Problem solving needs to be ingrained in our practice so that pupils develop and can apply problem solving skills. Their confidence builds as this exposure becomes more like second nature. I don’t often spend a whole lesson problem solving like this (maybe just once a half term) but I do use them for starter, plenaries and extension work throughout.

So my advice: go forth and problem solve. No excuses.

__My top places to start:__

The awesome conundrums from CorbettMaths

SolveMyMaths blog problems

NRich problems

UKMT Maths Challenge past papers (I frequently do these with less able pupils – Junior Challenge questions with a Foundation GCSE group for example)

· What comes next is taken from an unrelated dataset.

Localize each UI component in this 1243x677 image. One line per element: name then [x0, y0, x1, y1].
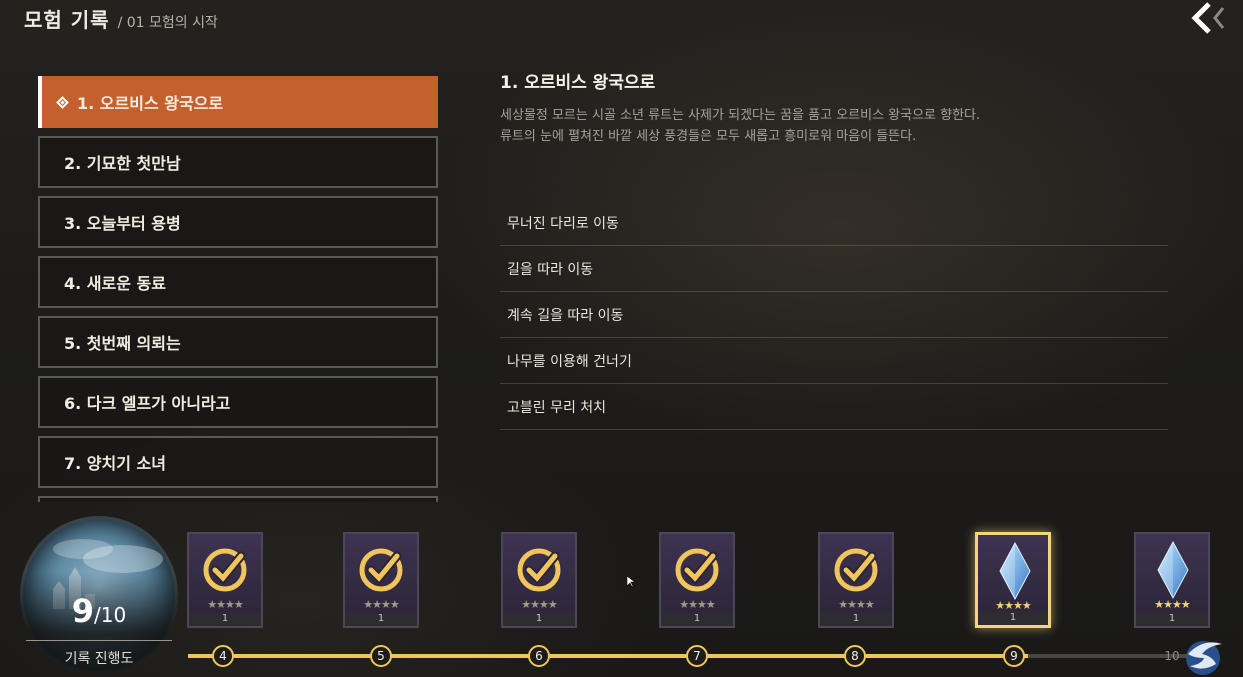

For lower ability pupils there are Primary Maths Challenge resources here and here

Thanks to SolvemyMaths for recommending these problems too

Here’s the work we produced. Their solutions aren’t perfect, some of the methods aren’t the most Mathematical (trial and error?!) and there are some errors – the ratio problem will be my starter next lesson “why is this solution wrong?” but there’s strong skills shown here (the circle questions proved no challenge whatsoever having seen similar style questions when we covered area earlier in the year) and I was super impressed with their can-do attitude.